This was my year of Nancy Mitford and Elizabeth Bowen, or the year of savage, brilliant, and vastly underrated female writers. I’m appalled to say I had never read either until this year; I tried to make up for my lost decades by reading furiously and fully, from their first books to their last. It in the end, however, it was impossible to read all that they wrote, because they were prolific, and because life was difficult this year and I ran out of steam. Well — also, I found that both women wrote books I loved and some I frankly disliked. (This is fine! A book’s impact has as much to do with where the reader is in her life as it does with the innate qualities of the work; and if I have a bad breakup with a book, the author and I can still be pals).
My favorite by Mitford was her fifth novel, The Pursuit of Love. My edition put some kind of accelerator on the feminist flames because it has “Love” in the title and the loopiest picture of a bride on the cover, and I did the automatic discounting thing we do — even people in the business who should know better — when faced with frilly, condescending covers of books by women. Gah. I don’t know if I hate more the idea that we have been conditioned to associate feminine with frothy, or the covers themselves, which actively dissuade a large swath of humanity from picking up such a worthy book in the first place. And, my lord, is this novel worthy. The story of an upper-class British family, particularly that of a sensitive free-spirit named Linda, was so slyly hilarious that I was smitten by the first paragraph; but it wasn’t until a few pages in, and the narrator describes her Uncle Matthew sending out the hounds on a child hunt — in which the children of the family take the place of hares and try to outrun four slavering bloodhounds, to the horror of the neighbors — that I knew this book would be a friend for life.

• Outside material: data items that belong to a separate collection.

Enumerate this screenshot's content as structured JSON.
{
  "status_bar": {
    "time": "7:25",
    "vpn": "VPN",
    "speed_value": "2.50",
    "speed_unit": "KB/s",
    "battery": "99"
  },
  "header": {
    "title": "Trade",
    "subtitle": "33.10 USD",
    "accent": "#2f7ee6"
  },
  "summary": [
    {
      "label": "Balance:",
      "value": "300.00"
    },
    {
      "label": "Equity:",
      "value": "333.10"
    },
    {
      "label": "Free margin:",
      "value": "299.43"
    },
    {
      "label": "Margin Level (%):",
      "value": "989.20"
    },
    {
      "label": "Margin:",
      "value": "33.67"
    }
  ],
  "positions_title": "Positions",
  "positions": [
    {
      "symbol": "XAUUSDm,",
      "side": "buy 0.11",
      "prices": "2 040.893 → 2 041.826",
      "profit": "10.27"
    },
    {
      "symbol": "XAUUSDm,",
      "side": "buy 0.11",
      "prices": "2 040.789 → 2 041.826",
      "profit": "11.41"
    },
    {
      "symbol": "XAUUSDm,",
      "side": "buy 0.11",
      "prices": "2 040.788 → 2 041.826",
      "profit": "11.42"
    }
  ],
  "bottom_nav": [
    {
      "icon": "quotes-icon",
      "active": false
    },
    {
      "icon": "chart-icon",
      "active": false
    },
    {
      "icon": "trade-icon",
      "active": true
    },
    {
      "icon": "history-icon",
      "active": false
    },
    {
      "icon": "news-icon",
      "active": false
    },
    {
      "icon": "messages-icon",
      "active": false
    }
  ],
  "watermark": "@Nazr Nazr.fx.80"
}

Of all the gorgeous Elizabeth Bowen books I read (and here I’ll give a shout-out to To The North and The Death of the Heart), my favorite is her second, The Last September, because I think it’s her most deeply felt and affecting work. It is such a deft and humorous and ferocious novel that I marvel that Bowen was only about thirty when she wrote it. Bowen, like the book’s main character, Lois, was the child of a large Anglo-Irish estate, and the book is set at a lightly fictionalized version of the house in 1920, at the cusp of the Irish Civil War. The tremendous pressure that politics bears on the estate is seen mostly aslant; all of the family’s visitors, though their days are full of dance-parties and tennis matches, are oddly brittle in their effort to ignore the tension around them. Bowen pulls off a terrific high-wire act that left me breathless — and nostalgic for a lost world that I’d only really known in Bowen’s pages — by the end.